Sulla modalità di rientro a settembre, il dirigente specifica:

“Il governo, più che le singole regioni, ci faccia sapere come garantire la sicurezza, se potremo rientrare tutti in classe, come io spero, oppure no. Se non potremo, dovremo inventarci qualcosa ma la soluzione non credo sia la proposta del sindaco Sala di fare scuola nei teatri o nei cinema. Vuol dire non sapere quante scuole, quanti cinema e quanti teatri ci sono a Milano. Forse pensano che basti sistemare i licei del centro nei teatri del centro. E gli altri? Ma se anche fosse possibile, sarebbe una buona lezione mettere in una sala tutti gli alunni, che so, del primo anno?
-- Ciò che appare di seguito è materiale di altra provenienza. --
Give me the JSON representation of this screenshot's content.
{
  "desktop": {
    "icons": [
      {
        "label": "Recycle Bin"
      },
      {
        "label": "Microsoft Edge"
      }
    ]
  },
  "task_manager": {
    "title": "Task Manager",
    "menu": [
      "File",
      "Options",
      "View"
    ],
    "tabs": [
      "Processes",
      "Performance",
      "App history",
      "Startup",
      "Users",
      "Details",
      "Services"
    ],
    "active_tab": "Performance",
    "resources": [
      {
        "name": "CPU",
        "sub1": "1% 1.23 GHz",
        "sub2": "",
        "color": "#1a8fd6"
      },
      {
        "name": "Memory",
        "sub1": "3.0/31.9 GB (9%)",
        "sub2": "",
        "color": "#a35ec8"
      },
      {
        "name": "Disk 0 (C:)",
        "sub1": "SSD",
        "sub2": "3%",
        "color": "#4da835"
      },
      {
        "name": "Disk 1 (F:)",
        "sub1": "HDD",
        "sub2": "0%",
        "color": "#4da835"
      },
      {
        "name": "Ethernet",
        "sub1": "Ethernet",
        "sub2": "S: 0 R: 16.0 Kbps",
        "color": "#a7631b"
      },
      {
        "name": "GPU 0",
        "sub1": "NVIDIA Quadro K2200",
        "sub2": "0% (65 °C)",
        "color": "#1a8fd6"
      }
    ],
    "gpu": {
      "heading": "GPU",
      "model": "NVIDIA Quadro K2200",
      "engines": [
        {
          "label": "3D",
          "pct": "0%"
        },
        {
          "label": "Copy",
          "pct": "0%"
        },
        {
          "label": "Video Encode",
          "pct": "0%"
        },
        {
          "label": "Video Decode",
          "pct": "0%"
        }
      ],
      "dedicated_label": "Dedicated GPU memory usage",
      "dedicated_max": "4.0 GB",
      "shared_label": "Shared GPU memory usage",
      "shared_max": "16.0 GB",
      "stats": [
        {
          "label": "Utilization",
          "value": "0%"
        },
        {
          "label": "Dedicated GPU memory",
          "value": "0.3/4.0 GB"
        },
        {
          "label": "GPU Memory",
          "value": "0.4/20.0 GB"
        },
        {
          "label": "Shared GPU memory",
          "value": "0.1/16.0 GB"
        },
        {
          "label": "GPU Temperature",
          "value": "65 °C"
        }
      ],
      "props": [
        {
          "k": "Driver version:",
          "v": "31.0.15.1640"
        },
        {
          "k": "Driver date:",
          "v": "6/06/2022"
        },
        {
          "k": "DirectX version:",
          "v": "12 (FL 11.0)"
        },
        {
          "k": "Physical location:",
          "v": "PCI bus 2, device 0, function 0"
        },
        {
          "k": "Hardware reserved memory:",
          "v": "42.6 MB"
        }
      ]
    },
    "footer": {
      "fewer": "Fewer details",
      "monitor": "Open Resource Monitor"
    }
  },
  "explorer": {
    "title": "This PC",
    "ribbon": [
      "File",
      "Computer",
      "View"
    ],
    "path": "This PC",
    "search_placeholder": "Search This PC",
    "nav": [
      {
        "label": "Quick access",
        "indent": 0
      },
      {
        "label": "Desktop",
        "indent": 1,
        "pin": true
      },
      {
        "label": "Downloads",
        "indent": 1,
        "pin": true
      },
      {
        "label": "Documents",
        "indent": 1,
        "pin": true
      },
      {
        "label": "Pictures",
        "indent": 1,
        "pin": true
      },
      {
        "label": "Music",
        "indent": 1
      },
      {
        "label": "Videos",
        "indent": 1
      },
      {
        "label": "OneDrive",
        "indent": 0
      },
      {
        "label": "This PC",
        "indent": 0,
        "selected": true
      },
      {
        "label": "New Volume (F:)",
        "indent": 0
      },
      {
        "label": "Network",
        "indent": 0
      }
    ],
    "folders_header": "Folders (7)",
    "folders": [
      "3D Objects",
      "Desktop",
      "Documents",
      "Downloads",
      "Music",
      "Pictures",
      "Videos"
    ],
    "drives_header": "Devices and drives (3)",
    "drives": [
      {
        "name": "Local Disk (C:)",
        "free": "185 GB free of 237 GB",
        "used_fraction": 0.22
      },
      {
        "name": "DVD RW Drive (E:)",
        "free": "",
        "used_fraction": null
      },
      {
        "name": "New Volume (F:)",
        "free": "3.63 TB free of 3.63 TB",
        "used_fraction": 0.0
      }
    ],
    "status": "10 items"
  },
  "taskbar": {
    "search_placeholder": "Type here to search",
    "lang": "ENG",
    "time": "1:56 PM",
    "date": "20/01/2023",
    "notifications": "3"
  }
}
Il ‘Volta’, come molte altre scuola in Italia, si trova a dover comprimere gli studenti dentro aule non sufficientemente spaziose pur di non lasciare fuori nessuno. E questo al di là dell’emergenza. Se mi dicono che devo tenere gli studenti a distanza di sicurezza, come faccio a far entrare trenta alunni nelle mie aule? Io posso al massimo tenerne dieci”.

Cosa si può fare quindi?

“Per fare i doppi turni mi servono il doppio del personale e il doppio delle risorse economiche, dunque economicamente questa via mi pare insostenibile. Il piano B, in emergenza, se non possiamo far entrare tutti, è ipotizzare una soluzione mista di didattica a distanza e didattica in presenza: 1/3 di alunni in classe e 2/3 a distanza, a rotazione settimanale, in modo che col gruppo in classe si possano fare anche seriamente le verifiche e le interrogazioni”.

Ma questa è una soluzione tampone, secondo Squillace,

“valida solo se non si può fare quello che farebbe un paese serio: tamponi a tutto il personale scolastico e a tutti gli studenti e uso dell’app Immuni per tutti, tutelando la privacy degli utenti. Solo così possiamo riportare a scuola i 1200 studenti del ‘Volta'”.